The crowd set the two four-wheel-drive vehicles ablaze after the attack and threw stones into the burning wreckage.
Television pictures showed one incinerated body being kicked and stamped on by a member of the jubilant crowd, while others dragged a blackened body down the road by its feet.
The footage showed at least three people lying dead, while some witnesses said that four were killed. It was not clear how many people were in the vehicles.
As one body lay burning on the ground, an Iraqi came and doused it with petrol, sending flames soaring.
At least two bodies were tied to cars and pulled through the streets, witnesses said.
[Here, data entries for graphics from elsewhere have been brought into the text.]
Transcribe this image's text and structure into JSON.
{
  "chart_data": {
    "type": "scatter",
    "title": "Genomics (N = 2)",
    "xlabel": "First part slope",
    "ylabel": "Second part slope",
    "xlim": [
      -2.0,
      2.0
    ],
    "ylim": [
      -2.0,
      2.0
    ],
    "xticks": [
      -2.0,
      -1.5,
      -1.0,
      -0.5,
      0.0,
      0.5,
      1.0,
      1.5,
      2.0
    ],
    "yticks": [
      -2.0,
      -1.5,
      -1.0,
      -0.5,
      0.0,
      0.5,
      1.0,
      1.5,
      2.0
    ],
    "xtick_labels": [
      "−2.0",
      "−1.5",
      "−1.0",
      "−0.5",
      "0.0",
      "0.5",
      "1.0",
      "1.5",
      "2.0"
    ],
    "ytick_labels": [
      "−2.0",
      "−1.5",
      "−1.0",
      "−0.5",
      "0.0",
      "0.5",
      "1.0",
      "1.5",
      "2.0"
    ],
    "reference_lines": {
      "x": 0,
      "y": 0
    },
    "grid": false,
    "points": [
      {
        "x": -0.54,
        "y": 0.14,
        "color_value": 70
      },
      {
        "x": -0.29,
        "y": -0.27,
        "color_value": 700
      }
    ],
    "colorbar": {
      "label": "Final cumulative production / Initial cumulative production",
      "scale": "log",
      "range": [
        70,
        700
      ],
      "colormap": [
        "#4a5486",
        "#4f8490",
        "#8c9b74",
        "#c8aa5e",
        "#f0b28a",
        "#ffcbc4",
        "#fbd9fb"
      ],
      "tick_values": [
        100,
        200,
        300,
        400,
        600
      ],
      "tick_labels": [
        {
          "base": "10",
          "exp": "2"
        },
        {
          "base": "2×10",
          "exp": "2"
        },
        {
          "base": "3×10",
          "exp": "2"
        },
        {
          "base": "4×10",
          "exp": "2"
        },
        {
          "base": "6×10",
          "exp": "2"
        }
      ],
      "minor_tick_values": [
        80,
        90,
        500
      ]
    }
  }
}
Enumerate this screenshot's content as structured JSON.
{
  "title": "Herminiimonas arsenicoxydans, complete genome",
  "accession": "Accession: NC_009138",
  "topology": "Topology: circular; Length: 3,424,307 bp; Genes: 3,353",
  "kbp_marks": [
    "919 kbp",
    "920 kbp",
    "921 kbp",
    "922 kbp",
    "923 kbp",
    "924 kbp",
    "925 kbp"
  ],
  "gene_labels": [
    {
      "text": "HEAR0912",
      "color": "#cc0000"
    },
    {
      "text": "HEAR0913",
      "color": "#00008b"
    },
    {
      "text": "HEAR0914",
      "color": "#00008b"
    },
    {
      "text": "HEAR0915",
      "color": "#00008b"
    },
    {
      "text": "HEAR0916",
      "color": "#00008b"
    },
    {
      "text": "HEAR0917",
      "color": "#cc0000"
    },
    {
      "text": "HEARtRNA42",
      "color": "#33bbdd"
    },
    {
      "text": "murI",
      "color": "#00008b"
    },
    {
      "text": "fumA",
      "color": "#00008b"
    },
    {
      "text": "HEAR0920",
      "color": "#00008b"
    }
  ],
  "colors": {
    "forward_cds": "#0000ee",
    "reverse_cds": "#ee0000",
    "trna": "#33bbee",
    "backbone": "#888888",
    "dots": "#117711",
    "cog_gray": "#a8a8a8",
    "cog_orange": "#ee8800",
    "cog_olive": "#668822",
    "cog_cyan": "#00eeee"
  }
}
Some body parts were pulled off and left hanging from a pole, while two incinerated bodies were later strung from a bridge over the road and left dangling there.
Foreigners targeted
It was unclear who was travelling in the vehicles, both four-wheel drives of the type used by foreign contractors, journalists, civilian members of the US-led coalition and some military personnel. Witnesses said they saw anywhere between four and eight people in the cars before they were attacked.
Some of the victims were wearing civilian clothes, flak jackets and were armed, witnesses said, but that was not clear from the television footage. One of those killed had fair hair and was wearing khaki trousers and a white t-shirt.
As the victims lay burning, a crowd of around 150 men chanted ?Long live Islam? and ?Allahu Akbar? (God is Greatest) while flashing victory signs.
Falluja, about 50 km west of Baghdad, has been one of the most violent, restive towns in Iraq since the US-led occupation began a year ago. There are almost daily attacks on US military convoys operating in the area.
The attack came shortly after the US military said five coalition soldiers were killed in a roadside bomb attack west of Baghdad. A spokesman declined to say what nationality the soldiers were or where exactly the attack occurred.
The vast majority of the troops operating in the al-Anbar province west of Baghdad, which includes the towns of Falluja and Ramadi, are US Marines.
More than 400 US soldiers have been killed in action since the start of the war to overthrow Saddam, many of them in attacks using so-called improvised explosive devices in which an explosive charge is hidden in a plastic bag, soft drink can or dead animal and wired to a simple detonator.
As well as attacks on US and coalition troops, there appears to have been a sharp increase on insurgent strikes against foreigners in recent weeks.
In March alone, 12 foreign civilians have been killed in drive-by shootings or similar attacks. In the most recent incident, a Briton and a Canadian, both working as security guards, were shot and killed on Sunday in the city of Mosul.
Earlier in March, two Finns were killed in Baghdad, and four U.S. missionaries were shot dead in Mosul. In Hilla, south of Baghdad, two Americans working for the U.S. civilian authority were shot in a drive-by shooting.
With less than 100 days to go before US authorities hand over sovereignty to an Iraqi government, the US military, Iraqi police and other local security forces are still battling to bring security to the country.
Almost every day there are attacks using rockets, grenades, assault rifles, small arms or suicide bombs somewhere in the country.
On Wednesday, a car bomb blew up in Baquba, about 40 km (25 miles) north of Baghdad, wounding around a dozen people, while on Tuesday a suicide bomber detonated his vehicle outside the house of the chief of police in Hilla, but killed only himself.